Ugo escapes as best he can, limping from his numerous wounds. He has found no trace of his brother. Or perhaps some streak of blood was all that remained of Vadino. The survivors are a handful, fleeing across the cursed island. They hear a tremendous roar, seemingly coming from the depths of the earth itself. The ground beneath their feet begins to vibrate violently, as if it were breathing.
They reach the beach where the others wait.
“To the boats! To the boats!” Ugo cries.
Puccio does not need to be told twice. He felt the roar too well, coming from the ground beneath him, and does not want to see what it is.
Suddenly, the earth begins to open beneath their feet.
The frantic run comes to an abrupt halt. The island, which seemed solid and stable, now reveals its true nature. And it is clear now that their attempt at escape serves little purpose.
The roar echoes through the wide-open, hungry mouth, like a massive belch in preparation for a new feast.

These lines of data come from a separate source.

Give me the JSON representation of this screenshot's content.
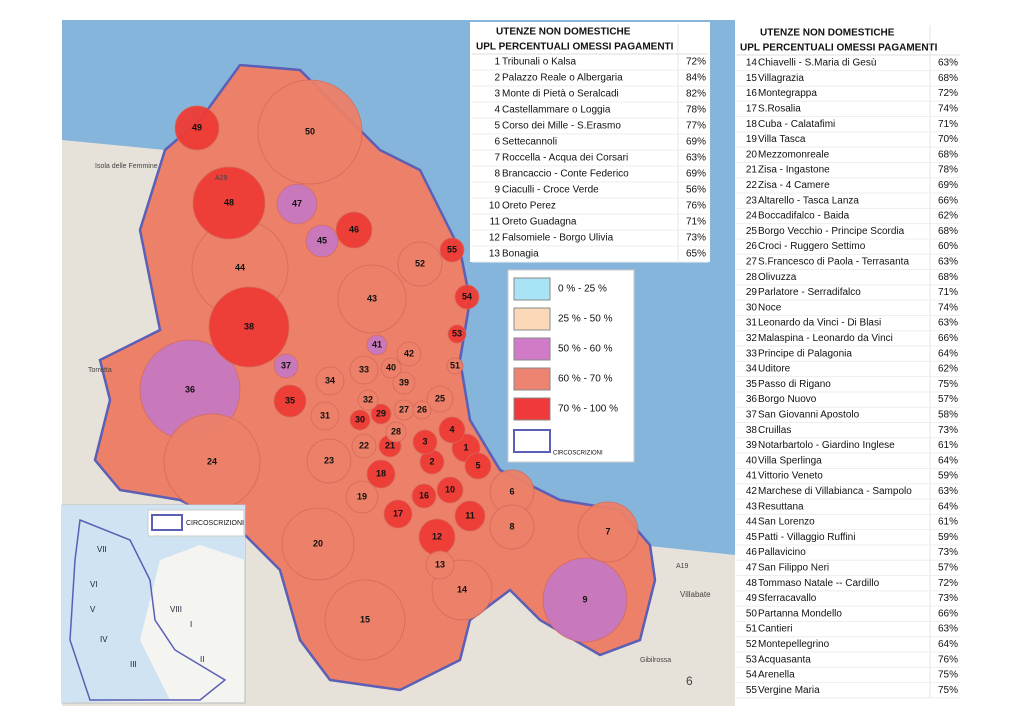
{
  "top_table": {
    "headers": [
      "UTENZE  NON  DOMESTICHE",
      "UPL PERCENTUALI OMESSI PAGAMENTI"
    ],
    "rows": [
      {
        "num": 1,
        "name": "Tribunali o Kalsa",
        "pct": "72%",
        "color": "#ef3b36"
      },
      {
        "num": 2,
        "name": "Palazzo Reale o Albergaria",
        "pct": "84%",
        "color": "#ef3b36"
      },
      {
        "num": 3,
        "name": "Monte di Pietà o Seralcadi",
        "pct": "82%",
        "color": "#ef3b36"
      },
      {
        "num": 4,
        "name": "Castellammare o Loggia",
        "pct": "78%",
        "color": "#ef3b36"
      },
      {
        "num": 5,
        "name": "Corso dei Mille - S.Erasmo",
        "pct": "77%",
        "color": "#ef3b36"
      },
      {
        "num": 6,
        "name": "Settecannoli",
        "pct": "69%",
        "color": "#ec8068"
      },
      {
        "num": 7,
        "name": "Roccella -  Acqua dei Corsari",
        "pct": "63%",
        "color": "#ec8068"
      },
      {
        "num": 8,
        "name": "Brancaccio -  Conte Federico",
        "pct": "69%",
        "color": "#ec8068"
      },
      {
        "num": 9,
        "name": "Ciaculli - Croce Verde",
        "pct": "56%",
        "color": "#c878c0"
      },
      {
        "num": 10,
        "name": "Oreto Perez",
        "pct": "76%",
        "color": "#ef3b36"
      },
      {
        "num": 11,
        "name": "Oreto Guadagna",
        "pct": "71%",
        "color": "#ef3b36"
      },
      {
        "num": 12,
        "name": "Falsomiele -  Borgo Ulivia",
        "pct": "73%",
        "color": "#ef3b36"
      },
      {
        "num": 13,
        "name": "Bonagia",
        "pct": "65%",
        "color": "#ec8068"
      }
    ]
  },
  "right_table": {
    "headers": [
      "UTENZE  NON  DOMESTICHE",
      "UPL PERCENTUALI OMESSI PAGAMENTI"
    ],
    "rows": [
      {
        "num": 14,
        "name": "Chiavelli - S.Maria di Gesù",
        "pct": "63%",
        "color": "#ec8068"
      },
      {
        "num": 15,
        "name": "Villagrazia",
        "pct": "68%",
        "color": "#ec8068"
      },
      {
        "num": 16,
        "name": "Montegrappa",
        "pct": "72%",
        "color": "#ef3b36"
      },
      {
        "num": 17,
        "name": "S.Rosalia",
        "pct": "74%",
        "color": "#ef3b36"
      },
      {
        "num": 18,
        "name": "Cuba - Calatafimi",
        "pct": "71%",
        "color": "#ef3b36"
      },
      {
        "num": 19,
        "name": "Villa Tasca",
        "pct": "70%",
        "color": "#ec8068"
      },
      {
        "num": 20,
        "name": "Mezzomonreale",
        "pct": "68%",
        "color": "#ec8068"
      },
      {
        "num": 21,
        "name": "Zisa - Ingastone",
        "pct": "78%",
        "color": "#ef3b36"
      },
      {
        "num": 22,
        "name": "Zisa - 4 Camere",
        "pct": "69%",
        "color": "#ec8068"
      },
      {
        "num": 23,
        "name": "Altarello - Tasca Lanza",
        "pct": "66%",
        "color": "#ec8068"
      },
      {
        "num": 24,
        "name": "Boccadifalco - Baida",
        "pct": "62%",
        "color": "#ec8068"
      },
      {
        "num": 25,
        "name": "Borgo Vecchio - Principe Scordia",
        "pct": "68%",
        "color": "#ec8068"
      },
      {
        "num": 26,
        "name": "Croci - Ruggero Settimo",
        "pct": "60%",
        "color": "#ec8068"
      },
      {
        "num": 27,
        "name": "S.Francesco di Paola - Terrasanta",
        "pct": "63%",
        "color": "#ec8068"
      },
      {
        "num": 28,
        "name": "Olivuzza",
        "pct": "68%",
        "color": "#ec8068"
      },
      {
        "num": 29,
        "name": "Parlatore - Serradifalco",
        "pct": "71%",
        "color": "#ef3b36"
      },
      {
        "num": 30,
        "name": "Noce",
        "pct": "74%",
        "color": "#ef3b36"
      },
      {
        "num": 31,
        "name": "Leonardo da Vinci - Di Blasi",
        "pct": "63%",
        "color": "#ec8068"
      },
      {
        "num": 32,
        "name": "Malaspina - Leonardo da Vinci",
        "pct": "66%",
        "color": "#ec8068"
      },
      {
        "num": 33,
        "name": "Principe di Palagonia",
        "pct": "64%",
        "color": "#ec8068"
      },
      {
        "num": 34,
        "name": "Uditore",
        "pct": "62%",
        "color": "#ec8068"
      },
      {
        "num": 35,
        "name": "Passo di Rigano",
        "pct": "75%",
        "color": "#ef3b36"
      },
      {
        "num": 36,
        "name": "Borgo Nuovo",
        "pct": "57%",
        "color": "#c878c0"
      },
      {
        "num": 37,
        "name": "San Giovanni Apostolo",
        "pct": "58%",
        "color": "#c878c0"
      },
      {
        "num": 38,
        "name": "Cruillas",
        "pct": "73%",
        "color": "#ef3b36"
      },
      {
        "num": 39,
        "name": "Notarbartolo - Giardino Inglese",
        "pct": "61%",
        "color": "#ec8068"
      },
      {
        "num": 40,
        "name": "Villa Sperlinga",
        "pct": "64%",
        "color": "#ec8068"
      },
      {
        "num": 41,
        "name": "Vittorio Veneto",
        "pct": "59%",
        "color": "#c878c0"
      },
      {
        "num": 42,
        "name": "Marchese di Villabianca - Sampolo",
        "pct": "63%",
        "color": "#ec8068"
      },
      {
        "num": 43,
        "name": "Resuttana",
        "pct": "64%",
        "color": "#ec8068"
      },
      {
        "num": 44,
        "name": "San Lorenzo",
        "pct": "61%",
        "color": "#ec8068"
      },
      {
        "num": 45,
        "name": "Patti - Villaggio Ruffini",
        "pct": "59%",
        "color": "#c878c0"
      },
      {
        "num": 46,
        "name": "Pallavicino",
        "pct": "73%",
        "color": "#ef3b36"
      },
      {
        "num": 47,
        "name": "San Filippo Neri",
        "pct": "57%",
        "color": "#c878c0"
      },
      {
        "num": 48,
        "name": "Tommaso Natale -- Cardillo",
        "pct": "72%",
        "color": "#ef3b36"
      },
      {
        "num": 49,
        "name": "Sferracavallo",
        "pct": "73%",
        "color": "#ef3b36"
      },
      {
        "num": 50,
        "name": "Partanna Mondello",
        "pct": "66%",
        "color": "#ec8068"
      },
      {
        "num": 51,
        "name": "Cantieri",
        "pct": "63%",
        "color": "#ec8068"
      },
      {
        "num": 52,
        "name": "Montepellegrino",
        "pct": "64%",
        "color": "#ec8068"
      },
      {
        "num": 53,
        "name": "Acquasanta",
        "pct": "76%",
        "color": "#ef3b36"
      },
      {
        "num": 54,
        "name": "Arenella",
        "pct": "75%",
        "color": "#ef3b36"
      },
      {
        "num": 55,
        "name": "Vergine Maria",
        "pct": "75%",
        "color": "#ef3b36"
      }
    ]
  },
  "legend": {
    "entries": [
      {
        "label": "0 % - 25 %",
        "color": "#a9e3f6"
      },
      {
        "label": "25 % - 50 %",
        "color": "#fbd9b8"
      },
      {
        "label": "50 % - 60 %",
        "color": "#d07ac8"
      },
      {
        "label": "60 % - 70 %",
        "color": "#ed8472"
      },
      {
        "label": "70 % - 100 %",
        "color": "#f0393a"
      }
    ],
    "border_label": "CIRCOSCRIZIONI"
  },
  "map": {
    "places": [
      "Isola delle Femmine",
      "Torretta",
      "A29",
      "A19",
      "Villabate",
      "Gibilrossa",
      "6"
    ],
    "inset": {
      "label": "CIRCOSCRIZIONI",
      "zones": [
        "VII",
        "VI",
        "V",
        "VIII",
        "I",
        "IV",
        "III",
        "II"
      ]
    }
  }
}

Two flaps of the island rise to the east and west, pointing high, towards the clouds, obscuring the sky. Ugo and Puccio, kneeling on the unstable ground, watch the blue sky disappear above their heads. A warm sensation of oppression and claustrophobia creeps into their souls and they realize they are trapped in a living prison: the immense maw of a sea creature that is the whole island. Rocks, sand, real trees and monster trees rain down on them, in an endless fall into an infinite abyss. The wounds no longer matter, survival and fighting no longer matter. Ugo lets himself go, enveloped by saltwater and island, he finds himself smiling, surrounded only by dense air and the unfathomable depths of the Atlantic Ocean.